Michaela travelled to the Penny Brohn Cancer Centre in Bristol where she met one woman who told her about the mistletoe therapy that was giving her ”significant” tumour shrinkage.

She then set about persuading her consultant at Ninewells Hospital to let her try the treatment up in Aberdeen.

Michaela has now been on the mistletoe treatment for around a year, taking it alongside conventional hormone therapy.

She said: ”By March this year I’ve got significant tumour shrinkage. It’s not what they expect from hormone treatment.”

Doctors cannot promise that the therapy will eventually cause Michaela to be in remission but she said it has greatly improved her quality of life.

”They are very cautious with mistletoe,” she said. ”They can’t say it cures cancer. Some people go into remission.”

Michaela felt so much better she was able to take on a Munro with Luca recently.

She said: ”My son had never climbed one in his life before but in school they do projects and they wanted to help communities.

”My husband and various friends have been taking him. A few weeks ago I climbed a Munro when a year ago I could barely climb the stairs.”

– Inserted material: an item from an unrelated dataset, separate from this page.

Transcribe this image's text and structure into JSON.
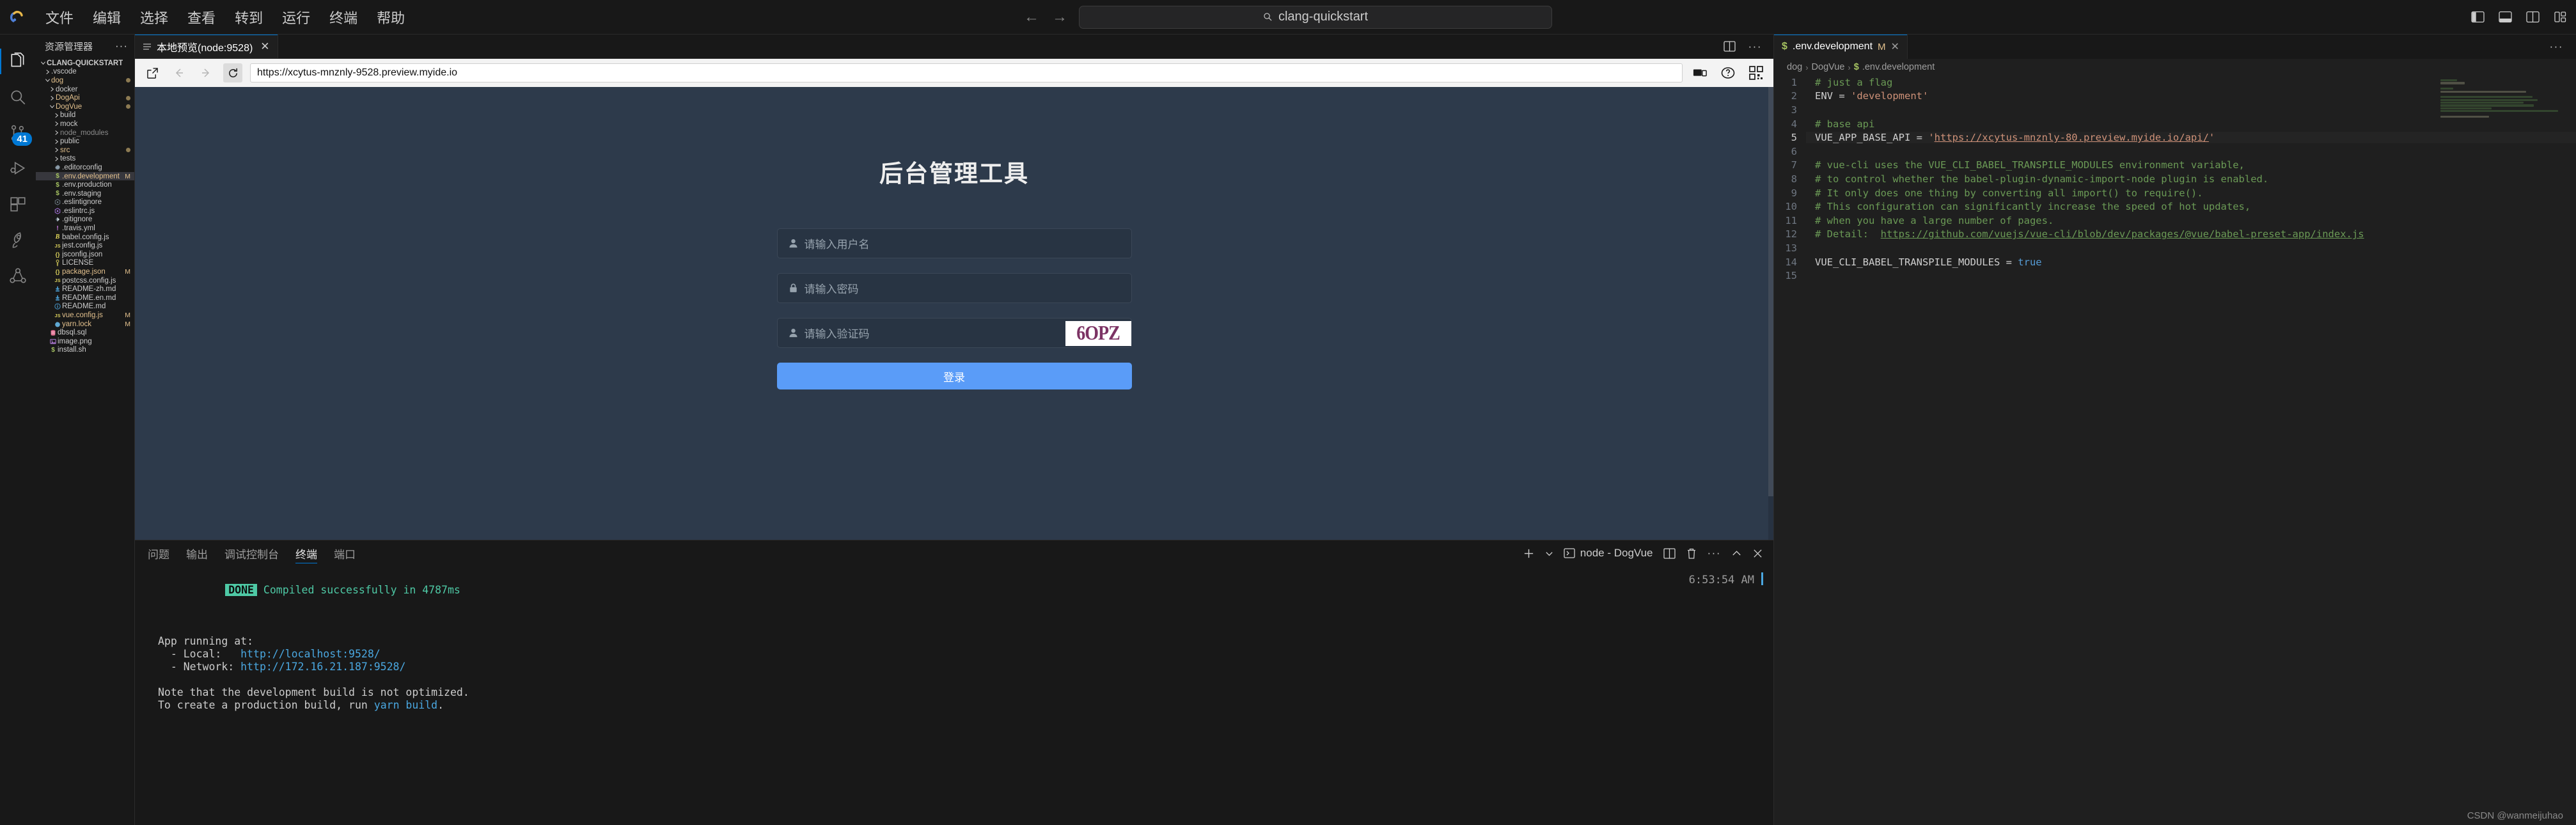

Luca has already raised £480 for Mistletoe for Cancer UK, so other cancer sufferers can access the treatment.Centuries of medical useAlthough it is most commonly associated with Christmas kisses, mistletoe has been used for centuries to treat medical conditions such as epilepsy, hypertension, headaches and infertility.

Mistletoe infusions were championed by Rudolf Steiner and Ita Wegman in the 1920s and, since then, a number of research projects have been undertaken to investigate the effect of using mistletoe on tumours.

Mistletoe is classed as a biological response modifier, a substance that stimulates the body’s response to infection and disease.

Extracts of the plants have been shown in the lab to prevent the growth of new blood vessels needed for tumours to grow.

The therapy can be used safely alongside conventional treatment such as chemotherapy, radiotherapy and hormone therapy.

Mistletoe extracts are usually given by injection under the skin but can be given by mouth, intravenously, into the pleural cavity and into the tumour.

Luca is raising money for Mistletoe for Cancer UK, an initiative founded by patients and friends with the support of health professionals and Camphill Wellbeing Trust.

The charity aims to build awareness of mistletoe therapy and promote research.